日本に投資をする理由は、市場の安定性、脱工業化による成長、この2点だと私は考えています。アジア新興国に比べて、日本は政治経済が安定しています。また、株式や為替の市場に世界有数の流動性があるため、売り買いを適切な値段で行えます。これは市場の小さい国では難しいことで、そうした国では資産価格の急落や流動性の急激な落ち込みというリスクを常に抱えることになります。

 

脱工業化による成長も日本株式の魅力です。次ページの世界の産業高度化の推移をみると、工業の発展→景気低迷→改革→脱工業化による発展、というひとつの流れを発見できるかと思います。英米は戦勝国で第二次世界大戦の被害が比較的小さく、戦後は真っ先に工業が発展しました。当時は最も優れた家電や自動車と言えば英米製でした。

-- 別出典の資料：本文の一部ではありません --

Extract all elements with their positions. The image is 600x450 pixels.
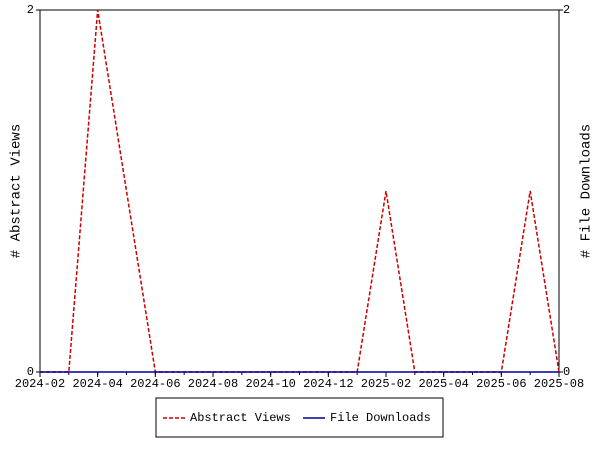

しかし、その後は日本やドイツでより安く高品質な工業製品を作れるようになり、英米の景気は低迷します。その後の英米ではサッチャー元英国首相やレーガン元米大統領といった政治家の改革により、資本や人材が再び流入し、ITや金融などの非製造業主導で経済が発展しました。その反動か、イギリスのBrexit 、アメリカのトランプ政権誕生など、最近の英米では保護主義の動きが目立ちますが、日本は失われた20年を経て、脱工業化による発展間近という印象です。

 

アベノミクスでは、コーポレートガバナンス改革によって資本を、ビザ規制の緩和によって人材を、受け入れる土台ができてきました。また、日本株式は昔から時価総額上位の顔ぶれが変わらずつまらないと言われてきましたが、エムスリー、スタートトゥデイ、といった新世代の起業家によるITを駆使した企業が、時価総額1兆円規模にまで育ってきています。人口が減少しているから今後日本は成長しないという意見を耳にしますが、経済成長にとっては人口よりも生産性の変化のほうが重要であり、英米が経験した脱工業化による生産性向上に注目しています。